Gli underdog agli Europei di calcio

 

Ma i “miracoli” sportivi non riguardano soltanto le squadre di club. Anche tra le Nazionali ci sono state, nel corso del tempo, cavalcate storiche. Una di queste fu senza dubbio quella della Danimarca negli Europei del 1992. I danesi non erano nemmeno riusciti a qualificarsi, ma poi la Jugoslavia venne squalificata a causa della guerra dei Balcani e furono ripescati. In panchina c’era Richard Moller Nielsen, vicino all’esonero prima della gloria. Il ct danese dovette fare i conti con lo strappo, poi ricucito, dei fratelli Laudrup, con cui litigò furiosamente durante le qualificazioni, mentre poteva contare sull’“italiano” Elkjaer (protagonista dello storico scudetto del Verona di Bagnoli) e su Peter Schmeichel, portiere appena approdato al Manchester United. La Danimarca passò il girone dopo essere stata a un passo dall’eliminazione e superò in semifinale l’Olanda “milanista” di Van Basten, Gullit e Rijkaard. In finale i danesi battono 2-0 la Germania campione del Mondo e uno degli eroi di quella partita, Kim Vilfort, riassunse il percorso in una frase: “Non potevamo fallire perché non c’erano aspettative su di noi”.

 

Se può esistere una storia ancora più pazzesca, è quella della Grecia agli Europei del 2004. Per risollevarsi da uno dei periodi più bui della sua storia, la Federazione decise di affidarsi a un tecnico tedesco, noto per imprese impossibili: Otto Rehhagel.
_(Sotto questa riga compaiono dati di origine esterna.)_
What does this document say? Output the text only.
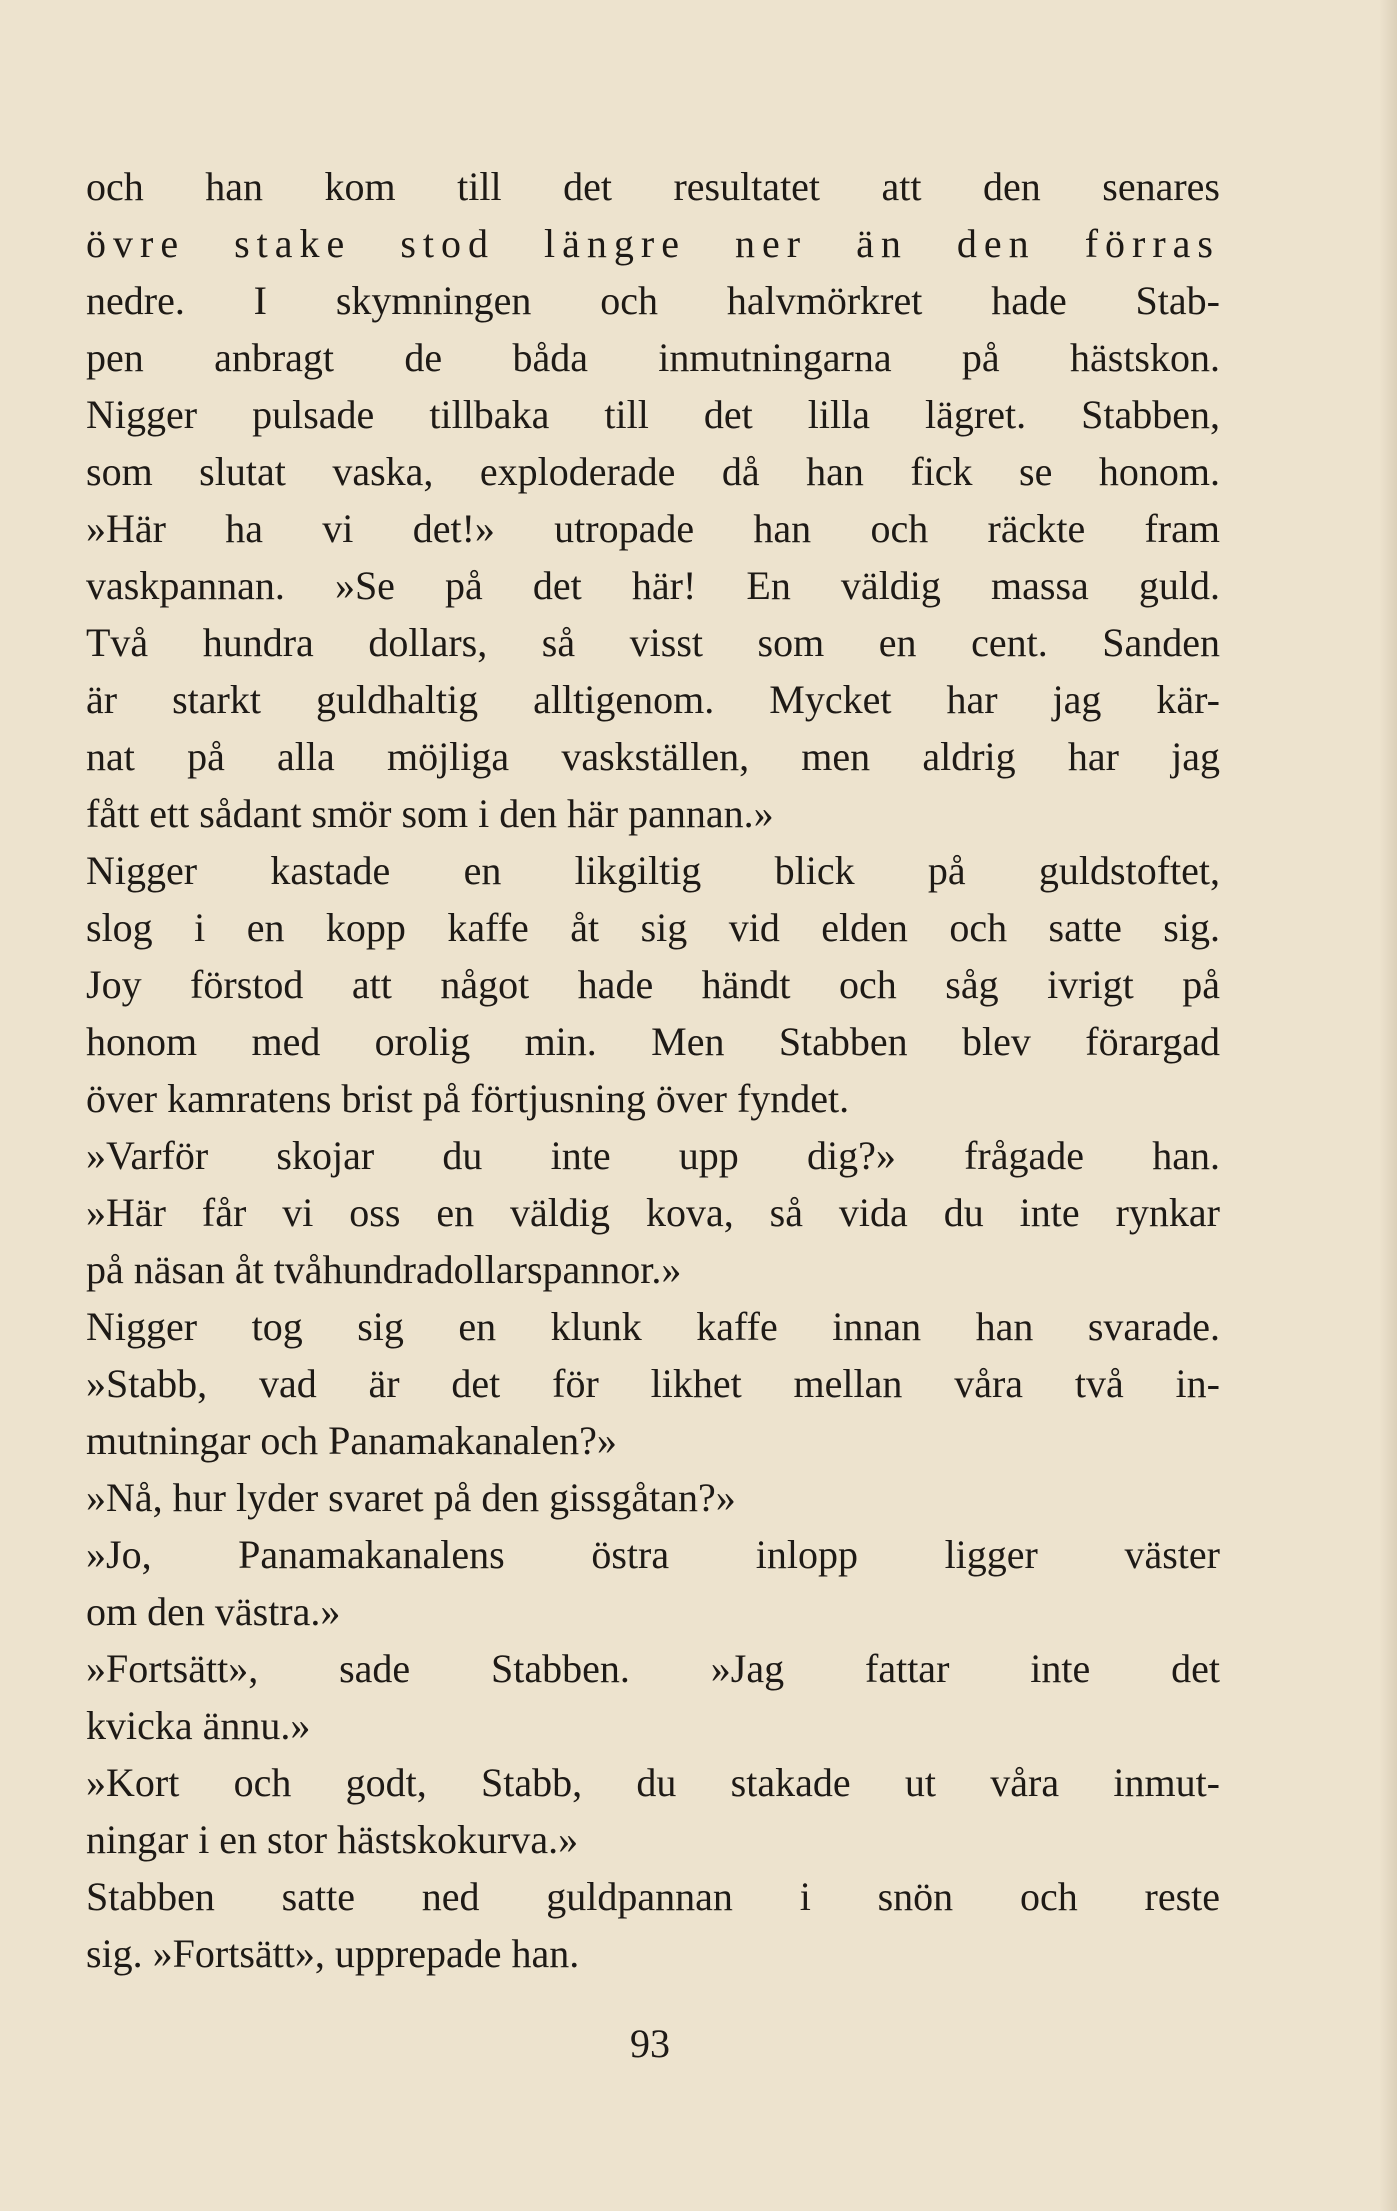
och han kom till det resultatet att den senares
övre stake stod längre ner än den förras
nedre. I skymningen och halvmörkret hade Stab-
pen anbragt de båda inmutningarna på hästskon.
Nigger pulsade tillbaka till det lilla lägret. Stabben,
som slutat vaska, exploderade då han fick se honom.
»Här ha vi det!» utropade han och räckte fram
vaskpannan. »Se på det här! En väldig massa guld.
Två hundra dollars, så visst som en cent. Sanden
är starkt guldhaltig alltigenom. Mycket har jag kär-
nat på alla möjliga vaskställen, men aldrig har jag
fått ett sådant smör som i den här pannan.»
Nigger kastade en likgiltig blick på guldstoftet,
slog i en kopp kaffe åt sig vid elden och satte sig.
Joy förstod att något hade händt och såg ivrigt på
honom med orolig min. Men Stabben blev förargad
över kamratens brist på förtjusning över fyndet.
»Varför skojar du inte upp dig?» frågade han.
»Här får vi oss en väldig kova, så vida du inte rynkar
på näsan åt tvåhundradollarspannor.»
Nigger tog sig en klunk kaffe innan han svarade.
»Stabb, vad är det för likhet mellan våra två in-
mutningar och Panamakanalen?»
»Nå, hur lyder svaret på den gissgåtan?»
»Jo, Panamakanalens östra inlopp ligger väster
om den västra.»
»Fortsätt», sade Stabben. »Jag fattar inte det
kvicka ännu.»
»Kort och godt, Stabb, du stakade ut våra inmut-
ningar i en stor hästskokurva.»
Stabben satte ned guldpannan i snön och reste
sig. »Fortsätt», upprepade han.
93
Proprio quel Rehhagel che portò il Kaiserslautern alla clamorosa vittoria della Bundesliga 1997-98. Nei gironi di qualificazione la Grecia riuscì ad arrivare addirittura davanti alla Germania, staccando il pass per la rassegna continentale 24 anni dopo l’ultima volta. Nella gara inaugurale i greci batterono il Portogallo padrone di casa (una squadra con in campo Figo, Deco, Rui Costa e un giovane Cristiano Ronaldo), superando un girone che comprendeva anche la Spagna. Ai quarti eliminarono i campioni in carica della Francia, e in semifinale la Repubblica Ceca di Nedved, grazie al silver gol, l’ultimo della storia, del romanista Dellas. In finale la Grecia ritrova il Portogallo, che a fine partita conterà 16 tiri in porta contro i quattro greci. Il risultato è 1-0, gol dell’immortale Aggelos Charisteas. Il suo colpo di testa regala alla Grecia calcistica un nuovo, meraviglioso, poema epico.